Esta gente que no se indigna por nada, pero tampoco se exalta nunca, tiene sangre de horchata. No es un piropo, tener sangre de horchata. Lo decimos de gente sin vigor, flemática, pasiva, vaya. Hermano sinónimo de no tener sangre en las venas. Ser vivo, sin embargo, es tener sangre. Y en Catalunya hoy falta sangre. Falta en los hospitales y es necesaria en el vigor social, en la trepidación cívica.

Vengo ahora de donar sangre en una escuela del Raval, donde se han instalado unos equipos móviles de donación. No había nadie más en aquel momento, solo los alumnos de la escuela, bastante pequeños, que tenían mucha curiosidad y preguntaban qué estaba pasando en un aula al lado del patio. ¿Sois dentistas? Preguntaban al personal. Y a mí, si había dado sangre, y por qué, y si me había hecho daño y cuánto pesaba y cuántos años tenía, porque para dar sangre tienes que tener más de 18 años y pesar 50 kilos, ¿ya lo sabes? Me han arrancado una sonrisa natural porque hace muchos días que los 18 años y los 50 kilos están incorporados en mi persona. Uno de los alumnos me ha recordado que para que haya rosas, tiene que existir un dragón, muerto y ensangrentado. Sí, sí, le he respondido, y he añadido una frase que siempre me acompaña: tampoco hay rosas sin espinas. Me han colmado de refrescos, zumo de piña, agua, galletas y me han hecho saber que falta sangre y que se lo diga a mi gente.

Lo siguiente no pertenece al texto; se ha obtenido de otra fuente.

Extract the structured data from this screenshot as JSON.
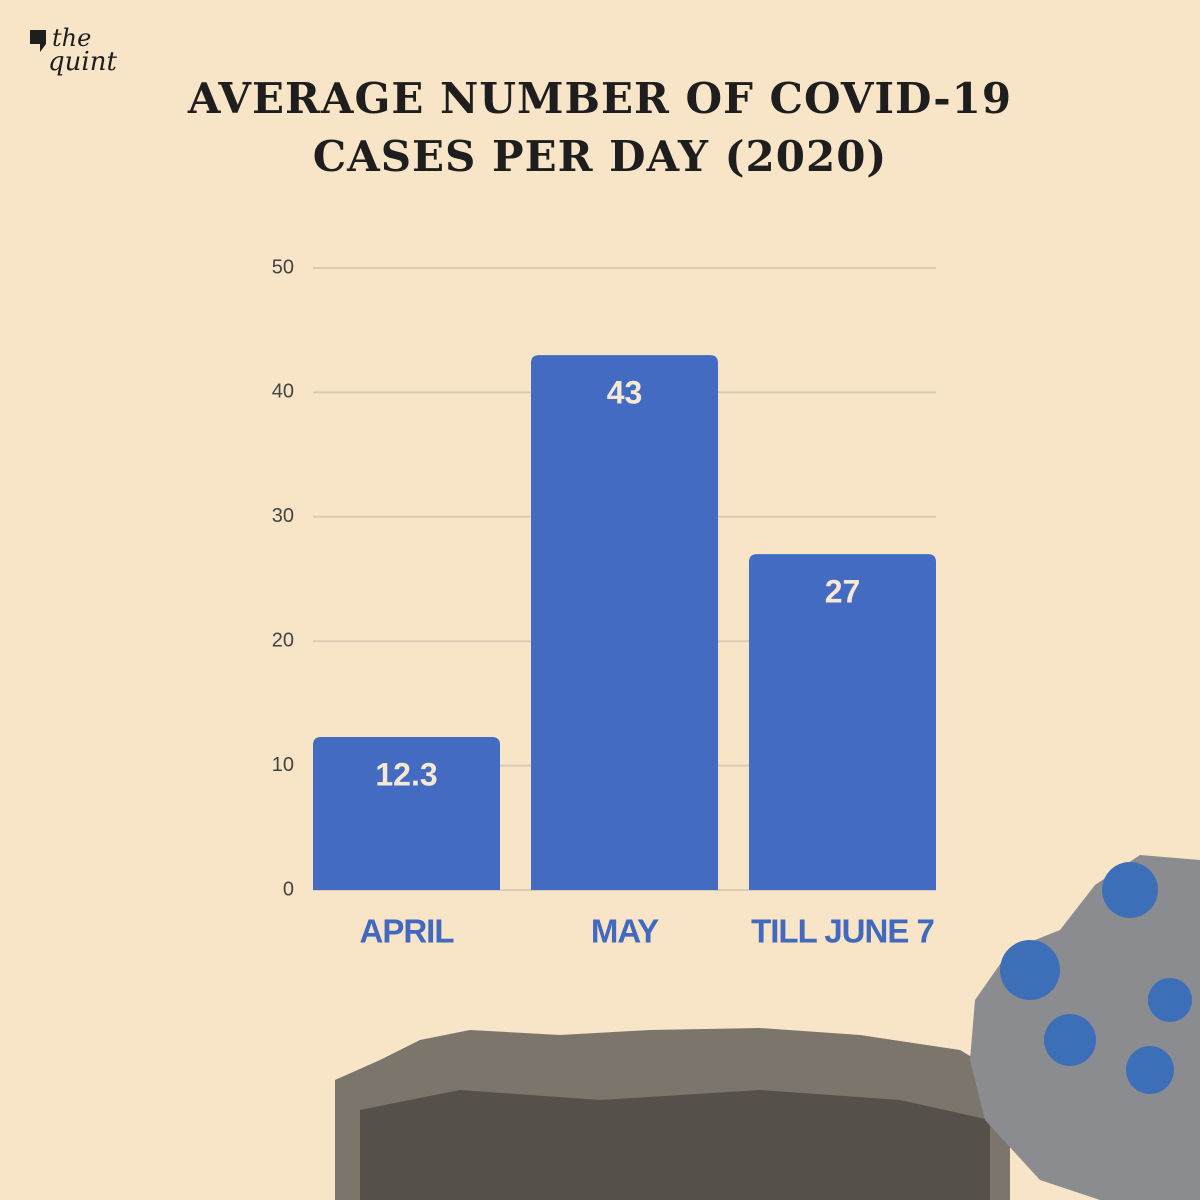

No se percibe lo suficiente el valor social de donar, y la cultura del consumo individualista tampoco ayuda nada

Aquí me tenéis, gente mía, llevando el clamor del Banc de Sang al ágora pública. Donar sangre es muy productivo: todas las donaciones de sangre se separan en el laboratorio para obtener tres productos diferentes: glóbulos rojos, plasma y plaquetas. Cada uno de estos componentes sanguíneos se transfunde a un enfermo diferente. Por eso, una única donación de sangre puede beneficiar a tres personas diferentes. No tengo estadísticas, pero sí una sospecha. Los donantes lo somos porque lo hemos visto hacer en casa (en mi caso, claramente) o porque hemos visto de cerca la necesidad de la sangre en transfusiones o tratamientos. No te sale de natural, dar sangre. A mí, además, no me gusta, las agujas no me fascinan y es un gesto que sé necesario pero que no me sale de natural: me he tenido que entrenar.

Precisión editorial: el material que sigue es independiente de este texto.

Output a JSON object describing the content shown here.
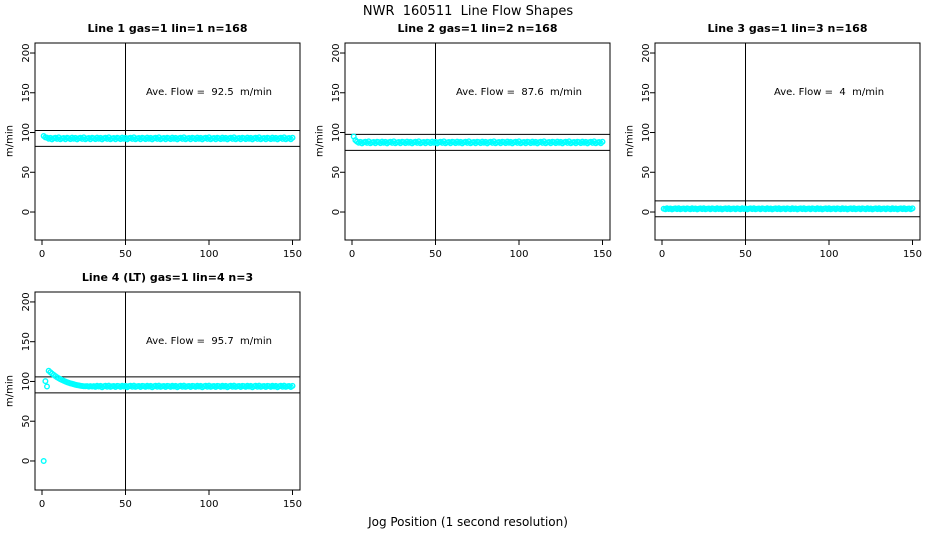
{
  "title": "NWR  160511  Line Flow Shapes",
  "xlabel": "Jog Position (1 second resolution)",
  "point_color": "#00FFFF",
  "axis_color": "#000000",
  "chart_data": [
    {
      "type": "scatter",
      "title": "Line 1 gas=1 lin=1 n=168",
      "annotation": "Ave. Flow =  92.5  m/min",
      "ylabel": "m/min",
      "x_ticks": [
        0,
        50,
        100,
        150
      ],
      "y_ticks": [
        0,
        50,
        100,
        150,
        200
      ],
      "xlim": [
        -4.2,
        154.5
      ],
      "ylim": [
        -35.2,
        212.6
      ],
      "vline": 50,
      "hlines": [
        102.5,
        82.5
      ],
      "x_start": 1,
      "x_step": 1,
      "y": [
        95.6,
        93.8,
        93.6,
        92.2,
        93.2,
        91.3,
        92.7,
        93.4,
        92.0,
        93.8,
        91.6,
        92.6,
        93.1,
        91.5,
        93.3,
        92.9,
        91.7,
        93.6,
        92.2,
        93.2,
        91.3,
        92.7,
        93.4,
        92.0,
        93.8,
        91.6,
        92.6,
        93.1,
        91.5,
        93.3,
        92.9,
        91.7,
        93.6,
        92.2,
        93.2,
        91.3,
        92.7,
        93.4,
        92.0,
        93.8,
        91.6,
        92.6,
        93.1,
        91.5,
        93.3,
        92.9,
        91.7,
        93.6,
        92.2,
        93.2,
        91.3,
        92.7,
        93.4,
        92.0,
        93.8,
        91.6,
        92.6,
        93.1,
        91.5,
        93.3,
        92.9,
        91.7,
        93.6,
        92.2,
        93.2,
        91.3,
        92.7,
        93.4,
        92.0,
        93.8,
        91.6,
        92.6,
        93.1,
        91.5,
        93.3,
        92.9,
        91.7,
        93.6,
        92.2,
        93.2,
        91.3,
        92.7,
        93.4,
        92.0,
        93.8,
        91.6,
        92.6,
        93.1,
        91.5,
        93.3,
        92.9,
        91.7,
        93.6,
        92.2,
        93.2,
        91.3,
        92.7,
        93.4,
        92.0,
        93.8,
        91.6,
        92.6,
        93.1,
        91.5,
        93.3,
        92.9,
        91.7,
        93.6,
        92.2,
        93.2,
        91.3,
        92.7,
        93.4,
        92.0,
        93.8,
        91.6,
        92.6,
        93.1,
        91.5,
        93.3,
        92.9,
        91.7,
        93.6,
        92.2,
        93.2,
        91.3,
        92.7,
        93.4,
        92.0,
        93.8,
        91.6,
        92.6,
        93.1,
        91.5,
        93.3,
        92.9,
        91.7,
        93.6,
        92.2,
        93.2,
        91.3,
        92.7,
        93.4,
        92.0,
        93.8,
        91.6,
        92.6,
        93.1,
        91.5,
        93.3
      ]
    },
    {
      "type": "scatter",
      "title": "Line 2 gas=1 lin=2 n=168",
      "annotation": "Ave. Flow =  87.6  m/min",
      "ylabel": "m/min",
      "x_ticks": [
        0,
        50,
        100,
        150
      ],
      "y_ticks": [
        0,
        50,
        100,
        150,
        200
      ],
      "xlim": [
        -4.2,
        154.5
      ],
      "ylim": [
        -35.2,
        212.6
      ],
      "vline": 50,
      "hlines": [
        97.6,
        77.6
      ],
      "x_start": 1,
      "x_step": 1,
      "y": [
        95.0,
        90.5,
        88.6,
        87.2,
        88.2,
        86.3,
        87.7,
        88.4,
        87.0,
        88.8,
        86.6,
        87.6,
        88.1,
        86.5,
        88.3,
        87.9,
        86.7,
        88.6,
        87.2,
        88.2,
        86.3,
        87.7,
        88.4,
        87.0,
        88.8,
        86.6,
        87.6,
        88.1,
        86.5,
        88.3,
        87.9,
        86.7,
        88.6,
        87.2,
        88.2,
        86.3,
        87.7,
        88.4,
        87.0,
        88.8,
        86.6,
        87.6,
        88.1,
        86.5,
        88.3,
        87.9,
        86.7,
        88.6,
        87.2,
        88.2,
        86.3,
        87.7,
        88.4,
        87.0,
        88.8,
        86.6,
        87.6,
        88.1,
        86.5,
        88.3,
        87.9,
        86.7,
        88.6,
        87.2,
        88.2,
        86.3,
        87.7,
        88.4,
        87.0,
        88.8,
        86.6,
        87.6,
        88.1,
        86.5,
        88.3,
        87.9,
        86.7,
        88.6,
        87.2,
        88.2,
        86.3,
        87.7,
        88.4,
        87.0,
        88.8,
        86.6,
        87.6,
        88.1,
        86.5,
        88.3,
        87.9,
        86.7,
        88.6,
        87.2,
        88.2,
        86.3,
        87.7,
        88.4,
        87.0,
        88.8,
        86.6,
        87.6,
        88.1,
        86.5,
        88.3,
        87.9,
        86.7,
        88.6,
        87.2,
        88.2,
        86.3,
        87.7,
        88.4,
        87.0,
        88.8,
        86.6,
        87.6,
        88.1,
        86.5,
        88.3,
        87.9,
        86.7,
        88.6,
        87.2,
        88.2,
        86.3,
        87.7,
        88.4,
        87.0,
        88.8,
        86.6,
        87.6,
        88.1,
        86.5,
        88.3,
        87.9,
        86.7,
        88.6,
        87.2,
        88.2,
        86.3,
        87.7,
        88.4,
        87.0,
        88.8,
        86.6,
        87.6,
        88.1,
        86.5,
        88.3
      ]
    },
    {
      "type": "scatter",
      "title": "Line 3 gas=1 lin=3 n=168",
      "annotation": "Ave. Flow =  4  m/min",
      "ylabel": "m/min",
      "x_ticks": [
        0,
        50,
        100,
        150
      ],
      "y_ticks": [
        0,
        50,
        100,
        150,
        200
      ],
      "xlim": [
        -4.2,
        154.5
      ],
      "ylim": [
        -35.2,
        212.6
      ],
      "vline": 50,
      "hlines": [
        14,
        -6
      ],
      "x_start": 1,
      "x_step": 1,
      "y": [
        4.2,
        3.5,
        4.7,
        3.8,
        4.4,
        3.3,
        4.1,
        4.5,
        3.7,
        4.8,
        3.5,
        4.1,
        4.4,
        3.4,
        4.5,
        4.2,
        3.5,
        4.7,
        3.8,
        4.4,
        3.3,
        4.1,
        4.5,
        3.7,
        4.8,
        3.5,
        4.1,
        4.4,
        3.4,
        4.5,
        4.2,
        3.5,
        4.7,
        3.8,
        4.4,
        3.3,
        4.1,
        4.5,
        3.7,
        4.8,
        3.5,
        4.1,
        4.4,
        3.4,
        4.5,
        4.2,
        3.5,
        4.7,
        3.8,
        4.4,
        3.3,
        4.1,
        4.5,
        3.7,
        4.8,
        3.5,
        4.1,
        4.4,
        3.4,
        4.5,
        4.2,
        3.5,
        4.7,
        3.8,
        4.4,
        3.3,
        4.1,
        4.5,
        3.7,
        4.8,
        3.5,
        4.1,
        4.4,
        3.4,
        4.5,
        4.2,
        3.5,
        4.7,
        3.8,
        4.4,
        3.3,
        4.1,
        4.5,
        3.7,
        4.8,
        3.5,
        4.1,
        4.4,
        3.4,
        4.5,
        4.2,
        3.5,
        4.7,
        3.8,
        4.4,
        3.3,
        4.1,
        4.5,
        3.7,
        4.8,
        3.5,
        4.1,
        4.4,
        3.4,
        4.5,
        4.2,
        3.5,
        4.7,
        3.8,
        4.4,
        3.3,
        4.1,
        4.5,
        3.7,
        4.8,
        3.5,
        4.1,
        4.4,
        3.4,
        4.5,
        4.2,
        3.5,
        4.7,
        3.8,
        4.4,
        3.3,
        4.1,
        4.5,
        3.7,
        4.8,
        3.5,
        4.1,
        4.4,
        3.4,
        4.5,
        4.2,
        3.5,
        4.7,
        3.8,
        4.4,
        3.3,
        4.1,
        4.5,
        3.7,
        4.8,
        3.5,
        4.1,
        4.4,
        3.4,
        4.5
      ]
    },
    {
      "type": "scatter",
      "title": "Line 4 (LT) gas=1 lin=4 n=3",
      "annotation": "Ave. Flow =  95.7  m/min",
      "ylabel": "m/min",
      "x_ticks": [
        0,
        50,
        100,
        150
      ],
      "y_ticks": [
        0,
        50,
        100,
        150,
        200
      ],
      "xlim": [
        -4.2,
        154.5
      ],
      "ylim": [
        -36.5,
        212.5
      ],
      "vline": 50,
      "hlines": [
        105.7,
        85.7
      ],
      "x_start": 1,
      "x_step": 1,
      "y": [
        0,
        100.5,
        93.6,
        113.5,
        111.6,
        109.9,
        108.2,
        106.7,
        105.3,
        104.1,
        102.9,
        101.8,
        100.8,
        99.9,
        99.1,
        98.3,
        97.6,
        97.0,
        96.4,
        95.9,
        95.4,
        95.0,
        94.6,
        94.3,
        94.0,
        93.9,
        94.1,
        93.5,
        94.2,
        93.7,
        94.1,
        93.2,
        94.7,
        93.6,
        94.4,
        92.8,
        94.0,
        94.5,
        93.4,
        94.8,
        93.1,
        93.9,
        94.3,
        93.0,
        94.4,
        94.1,
        93.2,
        94.7,
        93.6,
        94.4,
        92.8,
        94.0,
        94.5,
        93.4,
        94.8,
        93.1,
        93.9,
        94.3,
        93.0,
        94.4,
        94.1,
        93.2,
        94.7,
        93.6,
        94.4,
        92.8,
        94.0,
        94.5,
        93.4,
        94.8,
        93.1,
        93.9,
        94.3,
        93.0,
        94.4,
        94.1,
        93.2,
        94.7,
        93.6,
        94.4,
        92.8,
        94.0,
        94.5,
        93.4,
        94.8,
        93.1,
        93.9,
        94.3,
        93.0,
        94.4,
        94.1,
        93.2,
        94.7,
        93.6,
        94.4,
        92.8,
        94.0,
        94.5,
        93.4,
        94.8,
        93.1,
        93.9,
        94.3,
        93.0,
        94.4,
        94.1,
        93.2,
        94.7,
        93.6,
        94.4,
        92.8,
        94.0,
        94.5,
        93.4,
        94.8,
        93.1,
        93.9,
        94.3,
        93.0,
        94.4,
        94.1,
        93.2,
        94.7,
        93.6,
        94.4,
        92.8,
        94.0,
        94.5,
        93.4,
        94.8,
        93.1,
        93.9,
        94.3,
        93.0,
        94.4,
        94.1,
        93.2,
        94.7,
        93.6,
        94.4,
        92.8,
        94.0,
        94.5,
        93.4,
        94.8,
        93.1,
        93.9,
        94.3,
        93.0,
        94.4
      ]
    }
  ]
}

Se hacen campañas, hay sangre-influencers que explican las bondades de ser donante, pero todavía se ve como una especie de acto altruista que da entre pereza y miedo. No se percibe lo suficiente el valor social de donar, y la cultura del consumo individualista tampoco ayuda nada. Los filósofos podrían esforzarse y afilar el pensamiento para hacer saber a las personas el valor del don. Entre los niños que tienen que esperar a los 18 años para donar, y los adultos que se hacen los sordos, tiene que haber espacio y voluntad para liberar sangre. Pensad en las rosas y en la literatura, pero no olvidéis que sin sangre, no hay vida. Y, por lo tanto, tampoco amor.